With that in mind, I still recommend waiting to make sure that Ted is certain before we do anything else. A few days should not be a problem.
Comment 32 Sergei Trofimovich gentoo-dev 2012-10-26 08:12:27 UTC
Migth be not as scary in the end. Ted's post about the matter:

    https://plus.google.com/117091380454742934025/posts/Wcc5tMiCgq7
Comment 33 Stefan Behte (RETIRED) gentoo-dev Security 2012-10-26 09:57:59 UTC
Can be unmasked agin, issue is very likely only happening on the guy's box who reported that bug...
Comment 34 Chí-Thanh Christopher Nguyễn gentoo-dev 2012-10-26 11:24:51 UTC
+1 for unmasking

It apparently only happens on unclean shutdown in combination with the nobarrier mount option. And users who use nobarrier should expect filesystem corruption after unclean shutdown anyway.
Comment 35 Richard Yao gentoo-dev 2012-10-26 13:26:07 UTC
After sleeping on it, I am going to concur with others. This is far less serious than Ted's original email suggested and it does not make sense to keep the masks. In addition, gregkh informed me that he has not started working on the next set of stable kernel tags yet, so there should be minimal risk of having him tag new kernels within days of the masks being lifted.

With both things in mind, I have lifted the masks.
Comment 36 Kerin Millar 2012-11-02 12:41:29 UTC
Created attachment 328068 [details, diff]
linux-2.6.git-ffb5387.patch

"ext4: fix unjournaled inode bitmap modification" patch from Eric Sandeen.
Comment 37 Kerin Millar 2012-11-02 13:28:49 UTC
(In reply to comment #34)
> It apparently only happens on unclean shutdown in combination with the
> nobarrier mount option.

It transpires that using nobarrier does not trigger the bug. Instead, using journal_checksum or journal_async_commit is sufficient to put one at risk. The parent of the post referenced in the URL explains further.

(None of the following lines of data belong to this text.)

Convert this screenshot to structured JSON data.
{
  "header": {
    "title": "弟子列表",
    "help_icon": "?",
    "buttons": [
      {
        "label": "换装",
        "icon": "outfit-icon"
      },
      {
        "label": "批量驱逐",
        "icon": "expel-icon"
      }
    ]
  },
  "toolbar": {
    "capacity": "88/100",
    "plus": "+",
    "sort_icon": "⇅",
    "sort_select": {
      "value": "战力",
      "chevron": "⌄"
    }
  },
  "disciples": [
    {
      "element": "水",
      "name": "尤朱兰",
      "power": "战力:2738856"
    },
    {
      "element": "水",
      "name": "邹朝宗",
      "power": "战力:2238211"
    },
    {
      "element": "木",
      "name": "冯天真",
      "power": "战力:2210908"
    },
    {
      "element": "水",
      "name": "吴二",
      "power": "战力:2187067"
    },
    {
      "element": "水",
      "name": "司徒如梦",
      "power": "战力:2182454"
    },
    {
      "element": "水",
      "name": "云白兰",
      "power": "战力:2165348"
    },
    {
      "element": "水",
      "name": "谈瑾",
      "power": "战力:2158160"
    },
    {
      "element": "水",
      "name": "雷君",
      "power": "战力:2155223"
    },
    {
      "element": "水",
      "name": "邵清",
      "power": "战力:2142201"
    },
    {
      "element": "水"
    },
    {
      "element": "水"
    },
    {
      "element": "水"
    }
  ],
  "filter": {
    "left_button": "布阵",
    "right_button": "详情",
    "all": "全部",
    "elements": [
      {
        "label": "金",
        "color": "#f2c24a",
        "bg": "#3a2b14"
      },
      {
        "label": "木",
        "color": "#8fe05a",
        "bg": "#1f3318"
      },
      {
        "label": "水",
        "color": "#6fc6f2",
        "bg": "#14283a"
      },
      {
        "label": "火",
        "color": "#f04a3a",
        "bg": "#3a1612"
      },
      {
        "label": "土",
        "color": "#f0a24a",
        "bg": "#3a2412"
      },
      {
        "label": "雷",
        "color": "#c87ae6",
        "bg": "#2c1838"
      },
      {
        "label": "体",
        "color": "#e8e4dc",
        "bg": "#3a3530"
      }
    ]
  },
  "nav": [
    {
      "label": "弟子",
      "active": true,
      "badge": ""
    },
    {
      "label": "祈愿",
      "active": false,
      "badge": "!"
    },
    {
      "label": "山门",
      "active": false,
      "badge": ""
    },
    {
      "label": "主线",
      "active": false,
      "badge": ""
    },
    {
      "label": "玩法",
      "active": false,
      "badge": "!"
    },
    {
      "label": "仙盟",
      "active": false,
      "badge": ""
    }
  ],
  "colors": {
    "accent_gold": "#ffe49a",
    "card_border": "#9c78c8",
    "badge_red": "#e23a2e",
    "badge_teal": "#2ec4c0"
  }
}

> And users who use nobarrier should expect filesystem
> corruption after unclean shutdown anyway.

Even those of us using a battery-backed write cache (including Nix)? Not to mention that ext3 users managed rather well up until the point at which barriers were enabled by default in 2011. The talk of "esoteric" mount options amounted to little more than a smoke screen.
Comment 38 Kerin Millar 2012-11-02 16:22:33 UTC
I'm putting the affected versions in the whiteboard. Note that the references to the as-yet unreleased 3.4.18 and 3.6.6 kernels are correct because the patch is in the stable queue for these branches. Fortunately, journal_checksum isn't a default option so few users should be affected.